April 27th, 2010 at 10:43 pm
Thanks Renate – re my comment: “Once and for all we need to recognise that ‘taking on’ the sexualisation of young people is not about the adults. It’s not about moral panic. It’s not about wowsers.
It’s about the mental health and wellbeing of the kids. That’s what child development professionals say and that’s what increasing research informs us”.
I agree with you it’s ultimately not just about kids.
I meant that the focus in the debate about the sexualisation of children should not be on whether an adult is a prude or not… I mean really… who cares…it doesn’t matter a scrap where the adult is coming from.
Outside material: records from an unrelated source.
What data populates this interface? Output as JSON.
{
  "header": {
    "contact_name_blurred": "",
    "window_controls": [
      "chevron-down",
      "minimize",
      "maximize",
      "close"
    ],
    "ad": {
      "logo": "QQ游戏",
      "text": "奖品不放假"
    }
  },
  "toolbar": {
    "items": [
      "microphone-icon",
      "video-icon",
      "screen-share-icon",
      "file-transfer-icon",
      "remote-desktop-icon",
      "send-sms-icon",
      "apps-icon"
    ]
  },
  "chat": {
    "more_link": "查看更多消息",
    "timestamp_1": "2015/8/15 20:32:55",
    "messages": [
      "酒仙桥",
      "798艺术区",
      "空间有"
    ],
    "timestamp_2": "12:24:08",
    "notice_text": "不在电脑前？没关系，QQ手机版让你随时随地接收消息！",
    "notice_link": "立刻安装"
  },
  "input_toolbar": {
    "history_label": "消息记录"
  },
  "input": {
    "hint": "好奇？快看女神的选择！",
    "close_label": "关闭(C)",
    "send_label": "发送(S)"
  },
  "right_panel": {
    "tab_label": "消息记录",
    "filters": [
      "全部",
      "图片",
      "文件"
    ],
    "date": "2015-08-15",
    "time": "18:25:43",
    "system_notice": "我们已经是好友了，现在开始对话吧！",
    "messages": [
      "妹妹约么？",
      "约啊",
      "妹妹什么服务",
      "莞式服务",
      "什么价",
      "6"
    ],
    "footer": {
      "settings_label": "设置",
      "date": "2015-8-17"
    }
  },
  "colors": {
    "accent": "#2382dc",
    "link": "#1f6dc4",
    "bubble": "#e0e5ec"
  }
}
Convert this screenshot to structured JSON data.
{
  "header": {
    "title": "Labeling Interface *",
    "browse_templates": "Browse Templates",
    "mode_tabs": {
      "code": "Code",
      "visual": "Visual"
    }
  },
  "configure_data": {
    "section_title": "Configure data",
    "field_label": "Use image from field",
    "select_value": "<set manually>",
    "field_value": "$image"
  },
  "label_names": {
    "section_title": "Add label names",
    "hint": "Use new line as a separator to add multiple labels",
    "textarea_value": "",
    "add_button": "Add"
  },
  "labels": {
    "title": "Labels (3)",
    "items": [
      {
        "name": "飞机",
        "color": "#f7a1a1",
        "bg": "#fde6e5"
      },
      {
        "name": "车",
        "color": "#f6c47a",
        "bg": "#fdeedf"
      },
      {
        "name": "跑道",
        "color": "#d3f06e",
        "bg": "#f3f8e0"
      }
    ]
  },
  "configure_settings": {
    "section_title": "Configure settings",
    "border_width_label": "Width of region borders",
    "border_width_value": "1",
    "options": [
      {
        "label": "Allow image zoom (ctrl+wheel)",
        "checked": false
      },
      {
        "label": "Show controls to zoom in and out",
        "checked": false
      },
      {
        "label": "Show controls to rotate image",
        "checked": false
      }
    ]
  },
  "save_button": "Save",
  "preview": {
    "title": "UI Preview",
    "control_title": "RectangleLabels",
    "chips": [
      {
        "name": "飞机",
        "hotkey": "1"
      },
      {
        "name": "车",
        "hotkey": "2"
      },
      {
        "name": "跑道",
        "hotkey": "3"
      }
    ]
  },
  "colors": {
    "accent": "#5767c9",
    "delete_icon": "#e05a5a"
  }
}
If kids are being harmed, they are being harmed. In recent years some people have wanted to fob the issue off by saying that the adult is ‘old fashioned’ or ‘prudish’ or ‘behind the times’ etc. I thought we had moved on….and it surprises me that it still comes up.
May 3rd, 2010 at 4:25 pm
It’s a shame (but understandable) that Emma says that ‘if she has to look like a doll to get noticed’ then she will. The people who are doing the noticing (and by implication, in positions of power to offer jobs, promotions, positions on courses, social position etc), I would think are the same people dictating these destructive images.
However, when we realise that this ‘sexualisation’ is grotty, tawdry and ultimately demeaning to human dignity, hopefully people will cease to want the rewards that participating in it supposedly offers.